ZUNÁI - Revista de poesia & debates

 

 

A POÉTICA SINCRÔNICA DE HAROLDO DE CAMPOS

 

Cilene Trindade Rohr

 

Segundo Haroldo de Campos, há duas maneiras de abordar o fenômeno literário. O critério histórico, chamado também de diacrônico, e o critério estético-criativo, que pode ser denominado sincrônico. Ao crítico diacrônico interessa o critério histórico ou estudo diacrônico que consiste na acumulação dos fatos e seus desdobramentos no eixo do tempo, isto é, um estudo meramente documentário em detrimento de um trabalho que valorize esteticamente a obra.

Essa observação situa a discussão sobre o papel do crítico diacrônico, na medida em que ele aceita, sem questionar, a ordem dos fatos que se estabelecem no eixo de sucessão e, além disso, desdenha dos que ousam renovar a tradição. Campos critica, rigorosamente, a falta de originalidade dos críticos diacrônicos que, por comodismo, preferem se apoiar no que já está pronto, ao invés de inovar a tradição, por meio de um estudo crítico, e, assim, dinamizar a criação a partir de uma nova perspectiva.

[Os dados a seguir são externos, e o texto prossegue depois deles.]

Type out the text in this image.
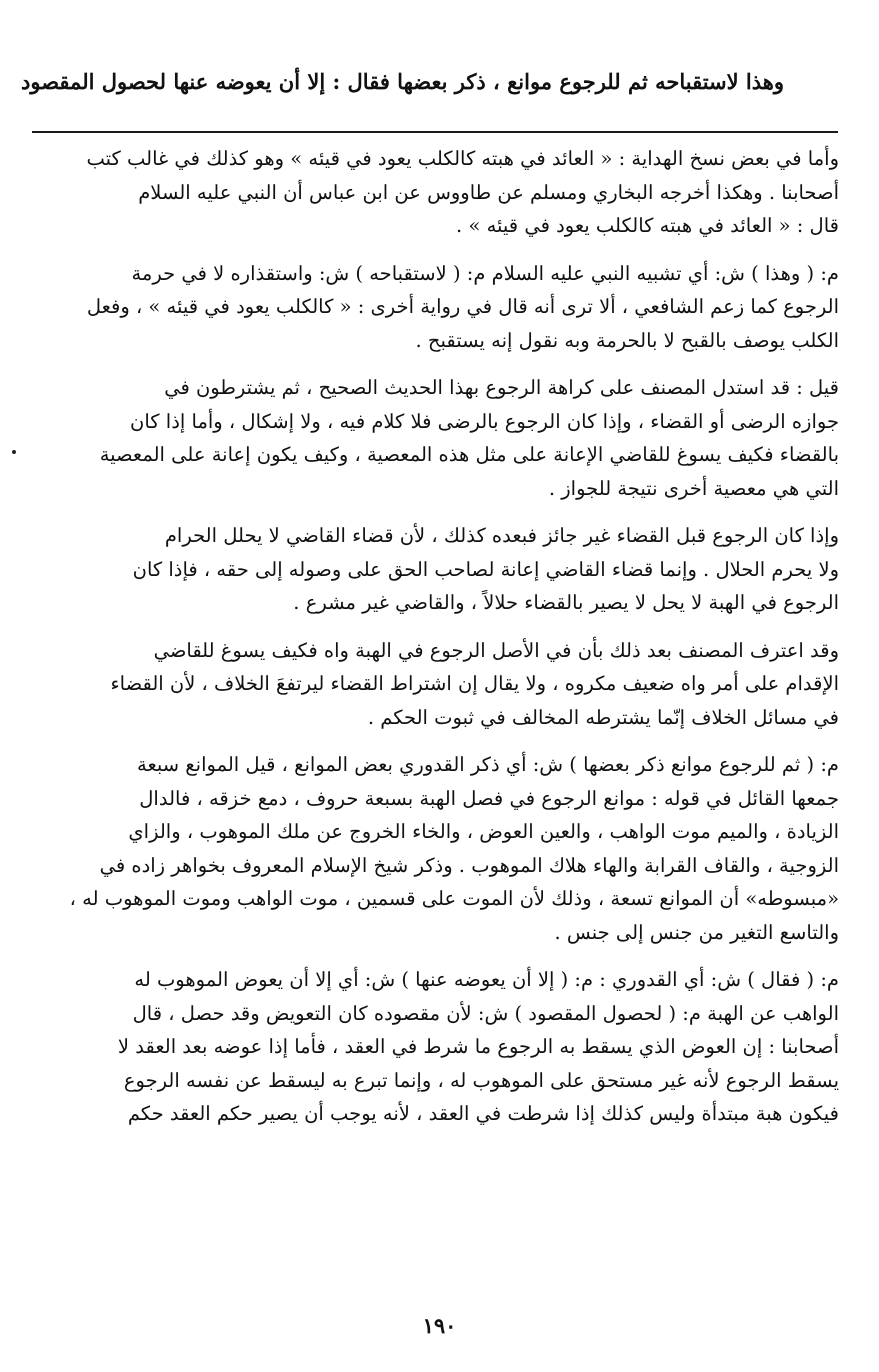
وهذا لاستقباحه ثم للرجوع موانع ، ذكر بعضها فقال : إلا أن يعوضه عنها لحصول المقصود

وأما في بعض نسخ الهداية : « العائد في هبته كالكلب يعود في قيئه » وهو كذلك في غالب كتب
أصحابنا . وهكذا أخرجه البخاري ومسلم عن طاووس عن ابن عباس أن النبي عليه السلام
قال : « العائد في هبته كالكلب يعود في قيئه » .

م: ( وهذا ) ش: أي تشبيه النبي عليه السلام م: ( لاستقباحه ) ش: واستقذاره لا في حرمة
الرجوع كما زعم الشافعي ، ألا ترى أنه قال في رواية أخرى : « كالكلب يعود في قيئه » ، وفعل
الكلب يوصف بالقبح لا بالحرمة وبه نقول إنه يستقبح .

قيل : قد استدل المصنف على كراهة الرجوع بهذا الحديث الصحيح ، ثم يشترطون في
جوازه الرضى أو القضاء ، وإذا كان الرجوع بالرضى فلا كلام فيه ، ولا إشكال ، وأما إذا كان
بالقضاء فكيف يسوغ للقاضي الإعانة على مثل هذه المعصية ، وكيف يكون إعانة على المعصية
التي هي معصية أخرى نتيجة للجواز .

وإذا كان الرجوع قبل القضاء غير جائز فبعده كذلك ، لأن قضاء القاضي لا يحلل الحرام
ولا يحرم الحلال . وإنما قضاء القاضي إعانة لصاحب الحق على وصوله إلى حقه ، فإذا كان
الرجوع في الهبة لا يحل لا يصير بالقضاء حلالاً ، والقاضي غير مشرع .

وقد اعترف المصنف بعد ذلك بأن في الأصل الرجوع في الهبة واه فكيف يسوغ للقاضي
الإقدام على أمر واه ضعيف مكروه ، ولا يقال إن اشتراط القضاء ليرتفعَ الخلاف ، لأن القضاء
في مسائل الخلاف إنّما يشترطه المخالف في ثبوت الحكم .

م: ( ثم للرجوع موانع ذكر بعضها ) ش: أي ذكر القدوري بعض الموانع ، قيل الموانع سبعة
جمعها القائل في قوله : موانع الرجوع في فصل الهبة بسبعة حروف ، دمع خزقه ، فالدال
الزيادة ، والميم موت الواهب ، والعين العوض ، والخاء الخروج عن ملك الموهوب ، والزاي
الزوجية ، والقاف القرابة والهاء هلاك الموهوب . وذكر شيخ الإسلام المعروف بخواهر زاده في
«مبسوطه» أن الموانع تسعة ، وذلك لأن الموت على قسمين ، موت الواهب وموت الموهوب له ،
والتاسع التغير من جنس إلى جنس .

م: ( فقال ) ش: أي القدوري : م: ( إلا أن يعوضه عنها ) ش: أي إلا أن يعوض الموهوب له
الواهب عن الهبة م: ( لحصول المقصود ) ش: لأن مقصوده كان التعويض وقد حصل ، قال
أصحابنا : إن العوض الذي يسقط به الرجوع ما شرط في العقد ، فأما إذا عوضه بعد العقد لا
يسقط الرجوع لأنه غير مستحق على الموهوب له ، وإنما تبرع به ليسقط عن نفسه الرجوع
فيكون هبة مبتدأة وليس كذلك إذا شرطت في العقد ، لأنه يوجب أن يصير حكم العقد حكم

١٩٠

Sem desprezar "a tarefa da poética diacrônica como trabalho de levantamento e demarcação do terreno." (CAMPOS, 1969, p. 207), Campos aponta-lhe as falhas para, em seguida, apresentar a poética sincrônica, "muitíssimo menos praticada, mas cuja função tem um caráter eminentemente crítico e retificador sobre as coisas julgadas da poética histórica." (CAMPOS, 1969, p. 207). Para Campos, a poética sincrônica está inserida na história e o crítico apoiado por um estudo estético-criativo ressaltará o valor da obra literária observando o momento de sua produção, bem como o seu presente atual, pois, assim, estará renovando e atualizando a obra de arte. Mas essa inovação só se estabelece, à medida que nos posicionamos criticamente em relação aos padrões impostos pela tradição.

Para renovar essa tradição, é necessário revisar em profundidade nosso passado poético por meio de uma perspectiva sincrônica e, para isso, é preciso criar uma Antologia da Poesia Brasileira de Invenção, diz Campos. Essa Antologia contribuiria para a renovação de formas em nossa poesia e ampliaria e diversificaria nosso repertório de informação estética.  Campos observa que é necessário reconhecer o valor da obra sem classificar alguns poetas em desprezo de outros, pois o que interessa para o crítico é apontar o valor que cada obra apresenta dentro do seu momento de criação, atualizado pelo presente.

O conceito de poética sincrônica, pensado por Campos, se apóia na teoria de Roman Jakobson adotada por Gérard Genette a propósito da "História Estrutural da Literatura" que nada mais é que a atualização e a renovação de perspectivas diacrônicas, a partir de cortes sincrônicos. "A poética sincrônica procura agir crítica e retificadoramente sobre as coisas julgadas da poética diacrônica." (CAMPOS, 1969, p. 214).

A escolha por uma poética sincrônica, segundo Campos, implica em um método que visa um ponto de vista estrutural, isto é, um estudo que observa e analisa a obra em sua forma, atribuindo-lhe um valor estético criativo capaz de responder a possíveis questionamentos. Ele insiste nessa metodologia porque clama, em seus textos, por uma renovação da poética brasileira a partir de um estudo que possibilite uma leitura da época de criação da obra de arte, à luz de concepções estético-atuais, a fim de se obter uma relação dialética de integração e complementaridade entre sincronia e diacronia para fazer emergir o valor estético do texto literário. De acordo com Campos, esse é, sem dúvida, o maior desafio da poética sincrônica.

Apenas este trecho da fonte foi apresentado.